Метастазы отмеченной антиномии повсеместны; ее специфические проявления настолько обширны, что приходится говорить уже о масштабах не просто философии, но культуры как таковой. Эйдос и логос — лишь одно из ее наименований, фиксирующее ситуацию в плане антитезы созерцание–мышление. Сугубо философская эмблематика антитезы достаточно разнообразна: это — эмпиризм и рационализм, философия жизни и логистика, иррационализм и сциентизм (отдавшись желанию, можно было бы продолжить перечень).
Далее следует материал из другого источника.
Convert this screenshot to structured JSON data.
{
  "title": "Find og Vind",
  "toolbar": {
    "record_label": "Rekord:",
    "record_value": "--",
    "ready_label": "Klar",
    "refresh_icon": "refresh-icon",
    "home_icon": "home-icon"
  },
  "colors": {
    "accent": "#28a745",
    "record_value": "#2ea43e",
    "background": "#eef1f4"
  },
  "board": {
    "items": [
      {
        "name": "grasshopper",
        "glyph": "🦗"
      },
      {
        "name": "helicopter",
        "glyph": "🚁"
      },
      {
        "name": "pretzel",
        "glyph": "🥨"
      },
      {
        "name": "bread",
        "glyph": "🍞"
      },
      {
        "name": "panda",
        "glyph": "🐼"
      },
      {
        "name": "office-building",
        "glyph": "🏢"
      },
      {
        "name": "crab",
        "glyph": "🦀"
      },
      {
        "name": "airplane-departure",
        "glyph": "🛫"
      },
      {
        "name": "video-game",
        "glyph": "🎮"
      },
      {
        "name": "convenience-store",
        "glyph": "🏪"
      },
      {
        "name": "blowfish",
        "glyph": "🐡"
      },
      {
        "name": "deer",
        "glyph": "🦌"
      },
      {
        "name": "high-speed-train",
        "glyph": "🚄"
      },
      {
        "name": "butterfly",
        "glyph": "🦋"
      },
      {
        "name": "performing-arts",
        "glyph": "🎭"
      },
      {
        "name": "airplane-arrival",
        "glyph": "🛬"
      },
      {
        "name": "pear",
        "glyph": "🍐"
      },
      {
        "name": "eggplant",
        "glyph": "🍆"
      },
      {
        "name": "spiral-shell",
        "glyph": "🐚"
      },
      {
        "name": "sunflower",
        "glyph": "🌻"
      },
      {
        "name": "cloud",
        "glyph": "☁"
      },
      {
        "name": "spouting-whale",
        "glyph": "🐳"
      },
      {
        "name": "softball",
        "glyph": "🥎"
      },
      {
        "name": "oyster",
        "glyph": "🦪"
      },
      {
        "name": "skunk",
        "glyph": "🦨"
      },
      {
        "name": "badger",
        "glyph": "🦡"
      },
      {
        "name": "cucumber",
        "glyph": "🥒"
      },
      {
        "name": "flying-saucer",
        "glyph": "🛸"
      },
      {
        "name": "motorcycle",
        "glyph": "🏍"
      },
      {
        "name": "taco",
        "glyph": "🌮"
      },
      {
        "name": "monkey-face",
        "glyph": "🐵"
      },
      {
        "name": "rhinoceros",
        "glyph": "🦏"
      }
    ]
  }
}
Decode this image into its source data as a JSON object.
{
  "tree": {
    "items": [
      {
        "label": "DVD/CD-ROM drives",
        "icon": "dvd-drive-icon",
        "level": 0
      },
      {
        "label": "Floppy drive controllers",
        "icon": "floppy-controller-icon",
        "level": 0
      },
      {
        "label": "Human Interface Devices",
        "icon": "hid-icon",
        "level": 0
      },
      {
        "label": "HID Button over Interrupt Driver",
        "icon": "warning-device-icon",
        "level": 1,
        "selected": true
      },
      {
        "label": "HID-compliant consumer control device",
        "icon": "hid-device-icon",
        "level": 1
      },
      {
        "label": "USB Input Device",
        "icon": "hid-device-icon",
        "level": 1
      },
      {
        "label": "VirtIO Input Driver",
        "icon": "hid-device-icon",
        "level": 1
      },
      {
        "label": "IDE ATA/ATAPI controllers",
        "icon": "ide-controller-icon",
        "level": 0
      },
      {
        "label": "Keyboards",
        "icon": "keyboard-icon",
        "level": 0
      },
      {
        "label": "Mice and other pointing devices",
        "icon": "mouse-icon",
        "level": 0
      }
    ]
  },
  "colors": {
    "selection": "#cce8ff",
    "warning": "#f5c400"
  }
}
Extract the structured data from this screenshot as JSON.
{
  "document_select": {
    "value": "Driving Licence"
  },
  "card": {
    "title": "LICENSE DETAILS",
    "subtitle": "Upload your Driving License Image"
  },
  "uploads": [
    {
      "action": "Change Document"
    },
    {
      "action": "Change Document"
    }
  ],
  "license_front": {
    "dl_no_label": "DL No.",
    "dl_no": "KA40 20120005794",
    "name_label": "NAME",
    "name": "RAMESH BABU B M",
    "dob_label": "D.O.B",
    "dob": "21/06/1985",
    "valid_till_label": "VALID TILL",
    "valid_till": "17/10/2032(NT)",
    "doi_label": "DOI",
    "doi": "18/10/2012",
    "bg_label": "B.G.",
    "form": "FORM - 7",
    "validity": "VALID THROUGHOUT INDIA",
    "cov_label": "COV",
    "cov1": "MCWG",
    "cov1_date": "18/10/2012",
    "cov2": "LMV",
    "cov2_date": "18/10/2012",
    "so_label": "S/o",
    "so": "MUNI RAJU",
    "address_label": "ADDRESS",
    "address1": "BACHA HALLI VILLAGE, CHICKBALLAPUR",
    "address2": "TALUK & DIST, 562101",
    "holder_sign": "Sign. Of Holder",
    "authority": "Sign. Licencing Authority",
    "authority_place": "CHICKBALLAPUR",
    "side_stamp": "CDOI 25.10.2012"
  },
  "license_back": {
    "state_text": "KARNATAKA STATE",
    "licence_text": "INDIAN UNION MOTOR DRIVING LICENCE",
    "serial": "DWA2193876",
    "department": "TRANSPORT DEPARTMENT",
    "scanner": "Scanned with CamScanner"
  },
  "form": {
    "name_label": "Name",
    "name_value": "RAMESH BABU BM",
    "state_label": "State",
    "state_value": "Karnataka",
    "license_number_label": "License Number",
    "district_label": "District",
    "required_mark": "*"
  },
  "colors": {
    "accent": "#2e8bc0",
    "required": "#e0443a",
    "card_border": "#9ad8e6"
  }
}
В проекции рассудка все это обобщается в дихотомии интуиция–дискурсия. Другая проекция выявляет нам антиномию в символике сердца и головы, о которой обронил некогда неосторожное и фактически не вполне корректное слово великий французский моралист: "Ум всегда в дураках у сердца" [12]. Культурно–исторический аналог ее запечатлен в конфликте между гуманизмом (филология) и схоластикой. Можно было бы перенести ситуацию в столь типичную для XX века тяжбу между "жизнью" и "культурой". Любопытно, что этой тяжбе подыскано даже физиологическое объяснение в распространенном нынче популярном воззрении о двух полушариях мозга, поделивших меж собою соответственно "интуитивные" и "дискурсивные" способности. Дальнейшее дознание завело бы нас чересчур далеко, и мы бы не удивились, обнаружив следы антиномии даже в набивших оскомину культмассовых спорах между "физиками" и "лириками", но картина ясна и без них.